The nonsense begins with the name. The new year will be the Year of Our Lord 2000. We may try to cover that up by replacing Anno Domini with Common Era, but that is dishonest. No Jesus, no millennium. If you don't like it, then come up with a new calendar system--and abolish Christmas while you're at it. Jesus is left out of talk about the millennium because he may embarrass those who are not Christians. One feels sorry for the embarrassment, though the opposition to Jesus comes more from secularists and atheists than from those who are not Christians. It is simply a lie to deny the influence of Jesus on the world.

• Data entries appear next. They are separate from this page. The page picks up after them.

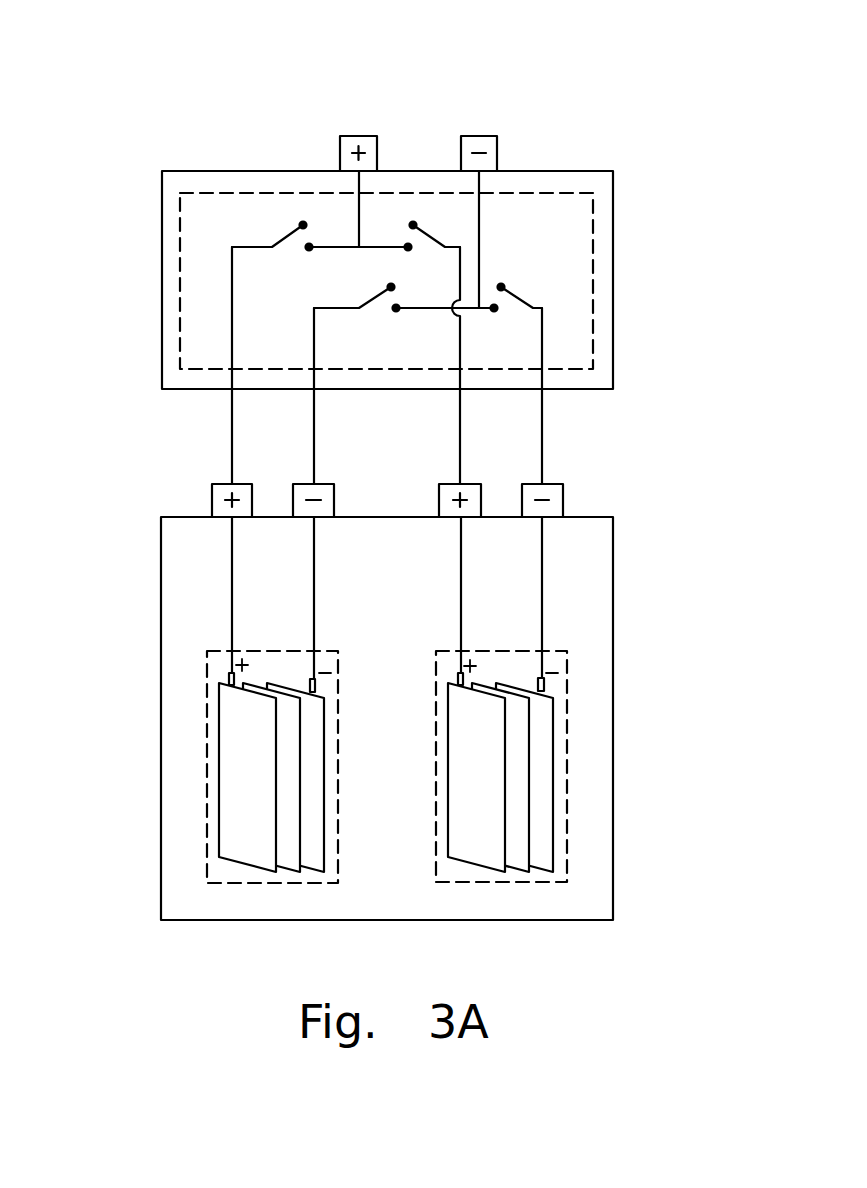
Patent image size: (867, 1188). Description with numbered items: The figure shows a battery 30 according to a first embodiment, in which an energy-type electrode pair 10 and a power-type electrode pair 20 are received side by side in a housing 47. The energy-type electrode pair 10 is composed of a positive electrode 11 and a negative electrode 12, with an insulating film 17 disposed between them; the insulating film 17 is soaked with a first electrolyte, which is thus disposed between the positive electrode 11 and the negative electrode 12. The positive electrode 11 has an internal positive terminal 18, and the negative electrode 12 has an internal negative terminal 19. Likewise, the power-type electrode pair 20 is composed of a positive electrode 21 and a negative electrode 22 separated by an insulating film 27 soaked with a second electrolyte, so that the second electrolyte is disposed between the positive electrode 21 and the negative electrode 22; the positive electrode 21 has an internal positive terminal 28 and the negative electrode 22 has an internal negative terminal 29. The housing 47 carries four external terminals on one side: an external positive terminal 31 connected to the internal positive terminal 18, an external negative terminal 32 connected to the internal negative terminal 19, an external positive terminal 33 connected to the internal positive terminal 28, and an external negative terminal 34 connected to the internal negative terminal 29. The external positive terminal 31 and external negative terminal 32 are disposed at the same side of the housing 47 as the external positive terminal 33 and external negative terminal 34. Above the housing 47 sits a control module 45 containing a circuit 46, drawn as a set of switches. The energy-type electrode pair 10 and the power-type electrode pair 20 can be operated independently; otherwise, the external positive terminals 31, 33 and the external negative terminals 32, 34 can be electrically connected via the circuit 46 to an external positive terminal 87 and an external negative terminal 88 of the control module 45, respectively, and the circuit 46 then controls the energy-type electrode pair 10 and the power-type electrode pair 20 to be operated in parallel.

The energy-type electrode pair 10 is at (207, 715).
The positive electrode 11 is at (219, 806).
The negative electrode 12 is at (325, 810).
The insulating film 17 is at (253, 680).
The internal positive terminal 18 is at (229, 677).
The internal negative terminal 19 is at (316, 689).
The power-type electrode pair 20 is at (567, 838).
The positive electrode 21 is at (437, 745).
The negative electrode 22 is at (553, 752).
The insulating film 27 is at (483, 685).
The internal positive terminal 28 is at (458, 677).
The internal negative terminal 29 is at (545, 685).
The battery 30 is at (50, 490).
The external positive terminal 31 is at (222, 484).
The external negative terminal 32 is at (318, 484).
The external positive terminal 33 is at (468, 484).
The external negative terminal 34 is at (550, 484).
The control module 45 is at (612, 236).
The circuit 46 is at (593, 298).
The housing 47 is at (613, 668).
The external positive terminal 87 is at (351, 136).
The external negative terminal 88 is at (479, 136).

In the year 284 the Emperor Diocletian decided that he would reform the Roman calendar. He ended the custom of counting years from the founding of the city of Rome (ab urbe condita), and decreed that the year he became emperor would henceforth be known as the year 1. Two centuries later a Scythian monk, one Dionysius Exiguus (Dennis the Insignificant or today perhaps Dinny the Runt), proposed to replace Diocletian's calendar with one that started with the coming of Jesus. In his scheme New Year's Day fell not on January 1, but on March 25, the supposed day of the conception of Jesus. This custom continued for more than a thousand years until Pope Gregory XVI's reform of the calendar in 1582. It's a shame that the Pope changed the day for the new year. Had he left it as it was, secularizers would have had a much more difficult time denying the religious nature of the festival.
We now know that Dinny was off by five years, more or less, in his estimate of the birth of Jesus. So actually the millennium came in 1995 or 1996, and the world survived, much as it always has. Moreover, he began not with the year zero but with the year one. So the new millennium, even according to his calendar, doesn't begin until next year. Our blowout this year is a deception inside a mistake inside a lie. Moreover, enough people know that from the Pope on down to dismiss the hyperbole and the hoopla for what it is. Either the day has come and gone or it is still ahead of us.

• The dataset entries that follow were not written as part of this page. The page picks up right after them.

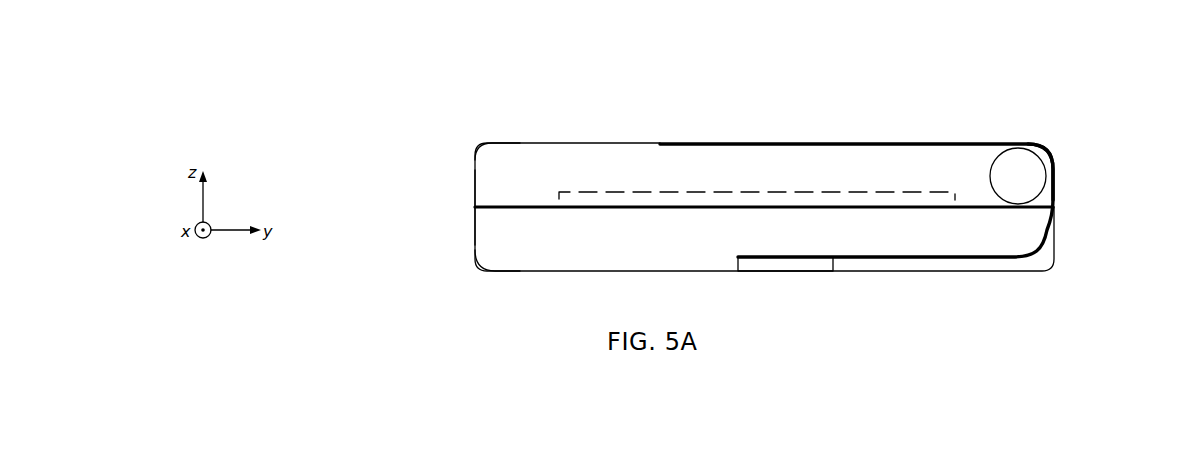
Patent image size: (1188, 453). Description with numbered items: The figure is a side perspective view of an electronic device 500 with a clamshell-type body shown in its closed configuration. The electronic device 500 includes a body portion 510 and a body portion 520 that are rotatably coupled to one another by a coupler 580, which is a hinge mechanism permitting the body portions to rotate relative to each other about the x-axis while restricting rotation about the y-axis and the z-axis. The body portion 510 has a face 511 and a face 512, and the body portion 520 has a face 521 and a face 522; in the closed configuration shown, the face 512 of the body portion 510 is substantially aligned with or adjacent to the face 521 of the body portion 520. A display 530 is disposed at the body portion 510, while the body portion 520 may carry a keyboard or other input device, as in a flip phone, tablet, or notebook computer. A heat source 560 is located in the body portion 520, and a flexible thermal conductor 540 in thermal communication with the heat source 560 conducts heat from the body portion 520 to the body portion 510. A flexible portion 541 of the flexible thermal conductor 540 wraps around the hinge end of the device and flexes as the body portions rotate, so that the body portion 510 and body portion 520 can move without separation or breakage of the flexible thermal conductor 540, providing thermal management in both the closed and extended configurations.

The electronic device 500 is at (340, 134).
The body portion 510 is at (642, 141).
The face 511 is at (505, 131).
The face 512 is at (473, 190).
The body portion 520 is at (1041, 272).
The face 521 is at (474, 220).
The face 522 is at (505, 282).
The display 530 is at (716, 209).
The flexible thermal conductor 540 is at (958, 268).
The flexible portion 541 is at (1072, 159).
The heat source 560 is at (835, 262).
The coupler 580 is at (990, 173).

I'm not all that excited about the Pope's Great Jubilee in Rome either. The Jubilee is supposed to be a time of forgiveness, but the Vatican doesn't seem to be very strong on forgiveness just now. It is unwilling to forgive women for being women, gays for being gay, and married people for enjoying sex. It won't let the Bishops of Britain and Ireland give general absolution to all their people during the Jubilee, which would be a marvelous gesture of forgiveness. Such a gesture just might recall to the world what the coming of Jesus meant--that God is, in the words of St. Therese of the Infant Jesus, nothing but mercy and love.
That reality would indeed be something to celebrate--even by those who insist on the falsehood that this is not the Year of our Lord but the Year of the Common Era. We who are Christians should celebrate the reality of a God who is implacably forgiving every day of our lives and especially on the turning point days like New Year's, whether it is an "00" new year or not.
The Irish Dominican poet Paul Murray summarized the good news when he wrote that the God who gives all the gifts we give, who needs nothing, still needs us, that if one of us should cease to exist He would die of sadness. That, and not the chanting of crazies who expect the world to end, is the essence of the millennial message.
A New Year's celebration that does not emphasize that crucial message is a sham.